One of the most frequently cited case law is of a Nepalese woman named Nirmala Thapa, who was prosecuted for having an abortion.
In 2014, Nirmala, who was in Malaysia on a work permit and was six weeks pregnant, sought an abortion at a local clinic in Bukit Mertajam, Penang, because she feared losing her job.
The doctor thought the pregnancy would impose a serious risk to her mental health, as she faced the pressures of raising her child with no income if she lost her job.
Nirmala was recovering from the procedure when the clinic was raided. Both she and the doctor were arrested. She was charged under Section 315 of the Penal Code for preventing a child from being born alive.
“She was the first woman in Malaysia to be sentenced for a legal abortion by the way, since the doctor was of the opinion that the abortion was justified,” said Kasturi.
Although initially convicted, her conviction was quashed on appeal. At the retrial, the court found that the termination was conducted in good faith by the doctor in charge because there was a risk to Nirmala’s mental health.
“They came to the conclusion after a couple of years instead of listening to the doctor in the first place,” said Kasturi, who added the charges against the doctor were withdrawn after Nirmala was acquitted.
Despite her acquittal, Nirmala faced hardship as she had become unemployed and had to live in a shelter for migrant workers.

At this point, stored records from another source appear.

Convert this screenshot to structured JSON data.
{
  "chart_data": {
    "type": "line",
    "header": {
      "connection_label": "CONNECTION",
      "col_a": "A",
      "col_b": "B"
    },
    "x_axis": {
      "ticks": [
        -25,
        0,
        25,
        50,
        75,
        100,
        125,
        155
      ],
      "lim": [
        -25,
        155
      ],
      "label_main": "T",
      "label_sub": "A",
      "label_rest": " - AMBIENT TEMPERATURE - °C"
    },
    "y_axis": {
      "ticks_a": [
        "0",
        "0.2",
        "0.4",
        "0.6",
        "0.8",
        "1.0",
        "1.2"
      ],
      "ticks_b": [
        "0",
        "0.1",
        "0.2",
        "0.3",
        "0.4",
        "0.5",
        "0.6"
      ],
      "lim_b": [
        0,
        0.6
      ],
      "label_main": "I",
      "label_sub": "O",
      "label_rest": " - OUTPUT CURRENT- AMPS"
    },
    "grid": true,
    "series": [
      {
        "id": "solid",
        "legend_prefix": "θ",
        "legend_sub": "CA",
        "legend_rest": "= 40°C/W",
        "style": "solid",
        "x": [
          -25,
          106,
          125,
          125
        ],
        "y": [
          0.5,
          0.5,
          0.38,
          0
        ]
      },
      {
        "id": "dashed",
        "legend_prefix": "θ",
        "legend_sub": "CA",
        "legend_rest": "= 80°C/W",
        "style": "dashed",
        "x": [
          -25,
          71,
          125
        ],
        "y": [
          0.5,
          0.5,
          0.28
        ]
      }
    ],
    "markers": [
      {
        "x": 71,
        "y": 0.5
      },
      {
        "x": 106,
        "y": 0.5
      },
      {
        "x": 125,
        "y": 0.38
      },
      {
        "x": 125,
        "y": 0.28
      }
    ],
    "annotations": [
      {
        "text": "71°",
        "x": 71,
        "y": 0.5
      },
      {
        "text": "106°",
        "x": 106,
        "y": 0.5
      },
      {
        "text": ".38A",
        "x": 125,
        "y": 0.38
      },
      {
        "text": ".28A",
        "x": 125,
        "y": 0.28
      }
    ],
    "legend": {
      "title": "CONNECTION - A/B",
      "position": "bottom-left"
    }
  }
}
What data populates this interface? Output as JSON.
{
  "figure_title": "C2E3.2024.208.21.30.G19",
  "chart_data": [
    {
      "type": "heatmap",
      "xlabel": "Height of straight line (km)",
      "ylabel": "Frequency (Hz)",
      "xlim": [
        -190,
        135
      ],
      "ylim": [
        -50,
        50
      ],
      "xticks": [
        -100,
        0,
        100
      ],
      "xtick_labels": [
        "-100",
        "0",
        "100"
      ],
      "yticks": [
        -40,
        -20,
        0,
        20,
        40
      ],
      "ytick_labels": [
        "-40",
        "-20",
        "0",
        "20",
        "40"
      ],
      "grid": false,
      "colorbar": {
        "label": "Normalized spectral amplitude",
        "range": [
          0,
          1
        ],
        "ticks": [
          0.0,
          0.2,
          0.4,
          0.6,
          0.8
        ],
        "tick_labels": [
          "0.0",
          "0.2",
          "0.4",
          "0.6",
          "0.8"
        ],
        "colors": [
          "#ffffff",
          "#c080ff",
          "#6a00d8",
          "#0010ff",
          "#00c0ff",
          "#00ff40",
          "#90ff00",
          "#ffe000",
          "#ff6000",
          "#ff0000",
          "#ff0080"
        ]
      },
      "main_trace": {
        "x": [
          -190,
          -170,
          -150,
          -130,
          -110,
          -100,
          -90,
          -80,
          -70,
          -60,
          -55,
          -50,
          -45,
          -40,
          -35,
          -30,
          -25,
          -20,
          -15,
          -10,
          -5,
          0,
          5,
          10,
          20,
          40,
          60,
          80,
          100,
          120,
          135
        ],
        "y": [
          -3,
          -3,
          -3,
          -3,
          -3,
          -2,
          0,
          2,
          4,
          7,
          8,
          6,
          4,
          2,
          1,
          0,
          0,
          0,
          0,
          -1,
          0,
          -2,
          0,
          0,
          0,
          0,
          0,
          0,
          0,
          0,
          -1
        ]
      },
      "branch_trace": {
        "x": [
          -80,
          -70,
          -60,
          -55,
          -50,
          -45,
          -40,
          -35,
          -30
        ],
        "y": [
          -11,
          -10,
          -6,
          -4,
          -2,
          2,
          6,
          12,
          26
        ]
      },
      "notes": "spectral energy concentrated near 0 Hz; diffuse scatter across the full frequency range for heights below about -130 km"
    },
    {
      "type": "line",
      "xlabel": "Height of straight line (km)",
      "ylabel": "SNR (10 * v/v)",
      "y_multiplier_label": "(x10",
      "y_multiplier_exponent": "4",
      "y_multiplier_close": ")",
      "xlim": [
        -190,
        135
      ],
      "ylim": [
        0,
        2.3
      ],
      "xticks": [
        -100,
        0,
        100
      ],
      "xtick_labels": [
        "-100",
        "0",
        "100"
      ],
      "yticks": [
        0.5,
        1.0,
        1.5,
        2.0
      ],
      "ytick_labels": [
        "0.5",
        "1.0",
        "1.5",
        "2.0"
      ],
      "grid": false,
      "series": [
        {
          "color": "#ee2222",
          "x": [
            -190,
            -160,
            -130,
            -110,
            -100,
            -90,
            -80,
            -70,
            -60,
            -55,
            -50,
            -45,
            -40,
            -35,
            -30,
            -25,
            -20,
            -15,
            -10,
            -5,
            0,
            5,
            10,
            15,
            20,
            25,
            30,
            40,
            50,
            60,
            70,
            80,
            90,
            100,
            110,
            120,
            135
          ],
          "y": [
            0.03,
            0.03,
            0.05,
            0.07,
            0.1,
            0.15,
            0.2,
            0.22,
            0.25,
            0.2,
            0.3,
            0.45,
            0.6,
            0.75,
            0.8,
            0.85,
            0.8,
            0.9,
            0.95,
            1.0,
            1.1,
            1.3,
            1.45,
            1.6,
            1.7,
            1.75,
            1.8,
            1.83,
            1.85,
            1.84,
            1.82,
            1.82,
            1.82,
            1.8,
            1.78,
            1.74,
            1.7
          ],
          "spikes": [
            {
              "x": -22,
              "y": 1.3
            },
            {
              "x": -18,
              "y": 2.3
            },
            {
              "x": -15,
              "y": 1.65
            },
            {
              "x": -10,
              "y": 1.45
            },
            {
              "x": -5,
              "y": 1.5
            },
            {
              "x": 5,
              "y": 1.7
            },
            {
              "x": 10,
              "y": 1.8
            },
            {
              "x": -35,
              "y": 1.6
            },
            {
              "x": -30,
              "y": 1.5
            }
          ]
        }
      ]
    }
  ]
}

“So, from this case, we can conclude that due to lack of clear interpretation of the law, more women will be treated like criminals,” said Kasturi, adding that the law also does not make exceptions for cases of rape, foetal impairment or economic considerations.
“Abortion is illegal regardless of the circumstances,” she maintained. “Women do not have the privilege of choice unless their lives are in danger.”
Due to lack of clear interpretation and understanding of the law, many women also face difficulties in accessing abortion information and services.
“The government has to review its responsibility in providing accessible abortion services within the scope of the law and to look into the regulatory requirements for such services in Malaysia.”
The issue of abortion still remains a controversial topic as it involves many ethical dilemmas, especially in regard to bodily autonomy, Kasturi maintained.
“In my opinion, what’s right for her body should not be meddled with by authorities.”